A gente achou que tinha a ver: o ano todo, fomos marcados por essas questões. Mas teve umas coincidências absurdas: o dia [em] que a gente fez o post com os livros recém-chegados da gráfica foi o dia em que o Cunha entrou com pedido de impeachment [risos]. Parecia que a gente tinha combinado. Até brinquei com a divulgação: se a gente tivesse se programado para isso, tinha dado errado. Lógico que a gente já tinha percebido que o clima desse ano estaria assim, mas teve uma ajudinha extra do presidente da Câmara.

Os livros saíram em 1977, porém, como você disse, os temas são atuais. Por que é importante continuar publicando livros sobre esses assuntos?
Resolvemos começar com essa coleção porque achamos que esse amanhã desses livros, que eram sobre um "amanhã" em 77, ainda não chegou. A gente ainda vive numa democracia muito frágil, muito ameaçada. Não estamos livres de retrocessos – não só no Brasil. Na América Latina toda, você tem uma direita reacionária muito forte, uma direita radical muito forte. Já começa um papo na rua, no Facebook, do tipo "Eu me arrependo de ter saído na passeata do Diretas Já". Por incrível que pareça, ainda é um assunto do que a gente não escapa: existe o risco real de um retrocesso trágico.

Você acha que, no mercado editorial infantil, existe uma higienização? Acredita que as pessoas evitam falar de certas coisas para não causar conflitos?
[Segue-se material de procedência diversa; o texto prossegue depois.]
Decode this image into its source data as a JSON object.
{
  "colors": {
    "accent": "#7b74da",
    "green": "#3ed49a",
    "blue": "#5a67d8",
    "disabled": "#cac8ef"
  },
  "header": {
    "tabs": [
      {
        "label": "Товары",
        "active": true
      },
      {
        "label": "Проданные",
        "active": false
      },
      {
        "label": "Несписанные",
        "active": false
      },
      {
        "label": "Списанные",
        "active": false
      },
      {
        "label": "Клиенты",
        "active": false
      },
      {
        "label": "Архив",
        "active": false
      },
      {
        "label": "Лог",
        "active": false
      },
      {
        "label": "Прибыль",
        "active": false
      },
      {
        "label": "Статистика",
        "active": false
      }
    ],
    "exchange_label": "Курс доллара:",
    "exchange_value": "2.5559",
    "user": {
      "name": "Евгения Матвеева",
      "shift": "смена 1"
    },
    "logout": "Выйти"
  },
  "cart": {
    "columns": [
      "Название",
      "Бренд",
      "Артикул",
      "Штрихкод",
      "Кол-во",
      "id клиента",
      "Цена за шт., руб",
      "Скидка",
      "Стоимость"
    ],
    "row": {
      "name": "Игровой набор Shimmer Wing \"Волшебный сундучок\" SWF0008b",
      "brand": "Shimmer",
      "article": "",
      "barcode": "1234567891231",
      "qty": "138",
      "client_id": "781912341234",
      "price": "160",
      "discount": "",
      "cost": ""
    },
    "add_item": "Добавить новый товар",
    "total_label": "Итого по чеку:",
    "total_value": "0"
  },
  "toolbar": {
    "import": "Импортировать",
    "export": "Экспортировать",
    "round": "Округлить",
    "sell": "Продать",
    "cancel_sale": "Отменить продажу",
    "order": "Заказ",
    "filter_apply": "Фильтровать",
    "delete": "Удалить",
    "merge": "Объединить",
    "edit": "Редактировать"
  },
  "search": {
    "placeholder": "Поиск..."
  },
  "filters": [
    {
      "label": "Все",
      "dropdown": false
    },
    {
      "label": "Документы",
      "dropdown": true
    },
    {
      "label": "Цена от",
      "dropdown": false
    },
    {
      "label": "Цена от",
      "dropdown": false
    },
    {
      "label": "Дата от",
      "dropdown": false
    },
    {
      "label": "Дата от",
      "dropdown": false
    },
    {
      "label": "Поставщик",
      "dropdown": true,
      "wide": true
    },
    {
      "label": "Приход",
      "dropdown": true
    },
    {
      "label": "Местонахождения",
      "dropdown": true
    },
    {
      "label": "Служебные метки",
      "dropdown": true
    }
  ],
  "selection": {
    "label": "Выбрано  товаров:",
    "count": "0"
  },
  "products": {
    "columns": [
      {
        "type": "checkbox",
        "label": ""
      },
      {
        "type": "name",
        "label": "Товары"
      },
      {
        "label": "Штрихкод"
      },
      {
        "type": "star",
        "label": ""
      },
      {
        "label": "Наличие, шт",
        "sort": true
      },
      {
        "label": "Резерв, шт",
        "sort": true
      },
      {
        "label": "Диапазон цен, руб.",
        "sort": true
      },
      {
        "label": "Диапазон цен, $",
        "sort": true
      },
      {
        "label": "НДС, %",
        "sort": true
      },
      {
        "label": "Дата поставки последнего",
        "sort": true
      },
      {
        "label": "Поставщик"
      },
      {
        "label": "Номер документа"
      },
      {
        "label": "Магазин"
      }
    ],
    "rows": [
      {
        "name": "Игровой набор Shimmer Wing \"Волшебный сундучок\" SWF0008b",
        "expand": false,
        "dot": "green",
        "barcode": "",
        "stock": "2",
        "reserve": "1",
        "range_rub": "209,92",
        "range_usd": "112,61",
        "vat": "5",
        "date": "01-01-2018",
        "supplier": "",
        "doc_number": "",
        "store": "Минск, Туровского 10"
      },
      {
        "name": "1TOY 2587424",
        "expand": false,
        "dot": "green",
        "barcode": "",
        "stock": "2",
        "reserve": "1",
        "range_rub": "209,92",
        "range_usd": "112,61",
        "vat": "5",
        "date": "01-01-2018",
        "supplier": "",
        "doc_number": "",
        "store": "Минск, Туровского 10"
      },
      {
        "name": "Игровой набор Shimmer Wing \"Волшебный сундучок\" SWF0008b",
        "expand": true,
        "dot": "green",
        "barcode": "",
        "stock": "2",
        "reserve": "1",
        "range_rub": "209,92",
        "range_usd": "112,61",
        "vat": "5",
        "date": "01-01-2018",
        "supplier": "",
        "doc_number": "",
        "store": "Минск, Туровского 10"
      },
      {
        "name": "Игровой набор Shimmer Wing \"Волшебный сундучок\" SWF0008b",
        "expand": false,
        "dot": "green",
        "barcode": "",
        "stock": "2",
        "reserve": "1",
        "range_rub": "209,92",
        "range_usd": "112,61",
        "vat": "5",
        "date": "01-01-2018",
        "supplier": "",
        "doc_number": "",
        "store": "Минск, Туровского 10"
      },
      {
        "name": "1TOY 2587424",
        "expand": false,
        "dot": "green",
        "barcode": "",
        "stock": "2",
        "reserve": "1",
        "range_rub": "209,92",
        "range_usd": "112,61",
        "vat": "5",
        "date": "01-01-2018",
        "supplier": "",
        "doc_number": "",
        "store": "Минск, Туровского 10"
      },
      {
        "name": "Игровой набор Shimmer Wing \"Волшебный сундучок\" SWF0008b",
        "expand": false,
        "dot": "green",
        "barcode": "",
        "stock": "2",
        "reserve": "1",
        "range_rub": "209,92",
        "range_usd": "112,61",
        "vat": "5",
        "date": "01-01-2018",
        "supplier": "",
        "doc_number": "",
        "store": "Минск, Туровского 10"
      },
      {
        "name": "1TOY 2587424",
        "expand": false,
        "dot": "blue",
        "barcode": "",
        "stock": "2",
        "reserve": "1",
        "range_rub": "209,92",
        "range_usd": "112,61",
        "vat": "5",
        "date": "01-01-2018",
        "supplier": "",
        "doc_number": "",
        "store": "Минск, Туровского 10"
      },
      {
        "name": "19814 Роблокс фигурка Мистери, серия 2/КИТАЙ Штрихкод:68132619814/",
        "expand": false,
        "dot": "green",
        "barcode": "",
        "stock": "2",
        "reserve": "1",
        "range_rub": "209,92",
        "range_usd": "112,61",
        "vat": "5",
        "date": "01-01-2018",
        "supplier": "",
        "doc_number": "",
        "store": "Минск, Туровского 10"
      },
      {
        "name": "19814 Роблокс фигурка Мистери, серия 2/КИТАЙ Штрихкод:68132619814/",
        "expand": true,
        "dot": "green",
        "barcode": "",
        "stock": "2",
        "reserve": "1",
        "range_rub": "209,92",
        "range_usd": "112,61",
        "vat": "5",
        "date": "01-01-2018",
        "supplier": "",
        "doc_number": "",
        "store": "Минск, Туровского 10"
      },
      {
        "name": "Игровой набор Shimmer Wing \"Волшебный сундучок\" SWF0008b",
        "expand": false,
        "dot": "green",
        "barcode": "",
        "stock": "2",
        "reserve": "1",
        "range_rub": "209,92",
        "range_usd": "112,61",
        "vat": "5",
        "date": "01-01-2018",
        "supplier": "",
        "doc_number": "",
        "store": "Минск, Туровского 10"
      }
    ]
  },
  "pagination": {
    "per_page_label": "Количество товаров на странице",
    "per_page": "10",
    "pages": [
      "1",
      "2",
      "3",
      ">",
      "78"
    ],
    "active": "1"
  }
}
Acho que sim, a gente criou o selo pensando nisso. Como não tem muito isso no mercado, a gente ficava pensando: "Não pode levantar muita bandeira, tem de ser mais careta". E, lá pelas tantas, falamos "Não, pelo contrário – temos de aproveitar que não tem e entrar nessa seara". Pegar justamente por aí. Tenho uma hipótese que eu acho que, de certa maneira, os programas de governo, como o PNBE (Programa Nacional Biblioteca na Escola), apesar de ser inestimável para a educação brasileira, [apesar de serem] programas muito legais, acho que eles deram uma pasteurizada no mercado. Foi um efeito colateral. As editoras querem entrar no programa, e o programa dá preferência a coisas mais neutras mesmo, lidando com temáticas mais comuns. As editoras como um todo deram as costas para as livrarias, para as escolas, e foram o tempo todo privilegiando serem contempladas pelo PNBE: tem editora que se especializou nisso, nos programas estaduais e federais. Quando teve a suspensão do PNBE neste ano, teve editora que quebrou, teve editora que teve de repensar a linha editorial. Teve muita gente no mercado falando que "é uma pena que o PNBE está suspenso, mas uma pena para nós, profissionais do livro, que nos acomodamos tanto em nos concentrar em um programa, e não ter desenvolvido um mercado". Acho que há uma tendência das editoras de se olhar para o mercado, para o consumidor, descobrir quem é o pai que compra o livro – e a gente já nasceu com essa premissa.